From Cherry Bombe Cookbook
1 pound large shrimp, peeled and deveined
1 tablespoon fresh lemon juice
1/2 teaspoon kosher salt
2 tablespoons canola oil
1/2 teaspoon cumin seeds
1/2 teaspoon fennel seeds
1 cup minced shallots
1 cup diced yellow bell pepper
2 dried red chiles, such as Kashmiri for mild heat or Thai for extra heat
1 teaspoon minced garlic
2 tablespoons unsalted butter
4 cups cherry tomatoes, halved
1/3 cup diced dried apricots 1 whole preserved lemon, seeded and diced
1/2 teaspoon turmeric powder
1/2 cup chopped fresh cilantro
Cooked rice, for serving
In a medium bowl, toss the shrimp with the lemon juice and ¼ teaspoon salt. Cover and set aside.
Heat the canola oil in a deep skillet or wok over medium heat. When the oil is hot, stir in the cumin and fennel seeds and saute until fragrant, about 30 seconds. Toss in the shallots and bell pepper and continue to cook for 5 to 7 minutes to soften the peppers.
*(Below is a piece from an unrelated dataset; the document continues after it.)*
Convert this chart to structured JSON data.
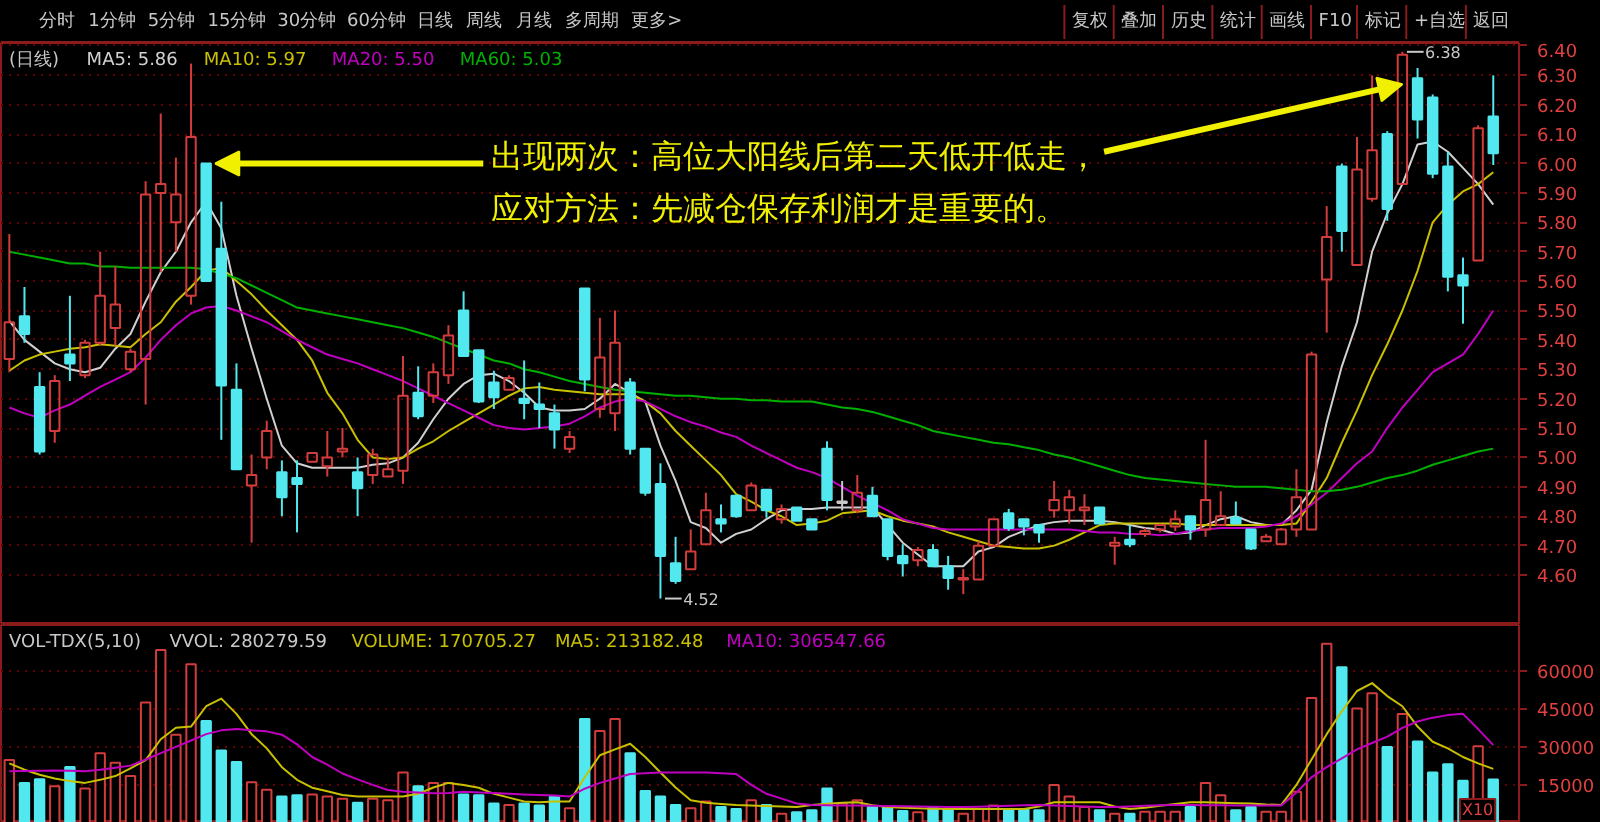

Add the dried chiles, garlic and ginger to the skillet and saute for 3 to 4 minutes. Stir in the butter and tomatoes, reduce the heat to low, and simmer, uncovered, until the tomatoes release their juice and it begins to thicken, 12 to 15 minutes.
Toss in the dried apricots, preserved lemon and turmeric and simmer for 5 to 7 minutes to marry the flavorings. Taste for seasoning and an additional ¼ teaspoon salt, or to taste.
Stir in the shrimp, coating it with the sauce. Cook, stirring once or twice, just until the shrimp becomes opaque, 3 to 4 minutes, careful not to overcook. Toss in the cilantro and remove any chile tops that popped off during cooking. Serve over rice.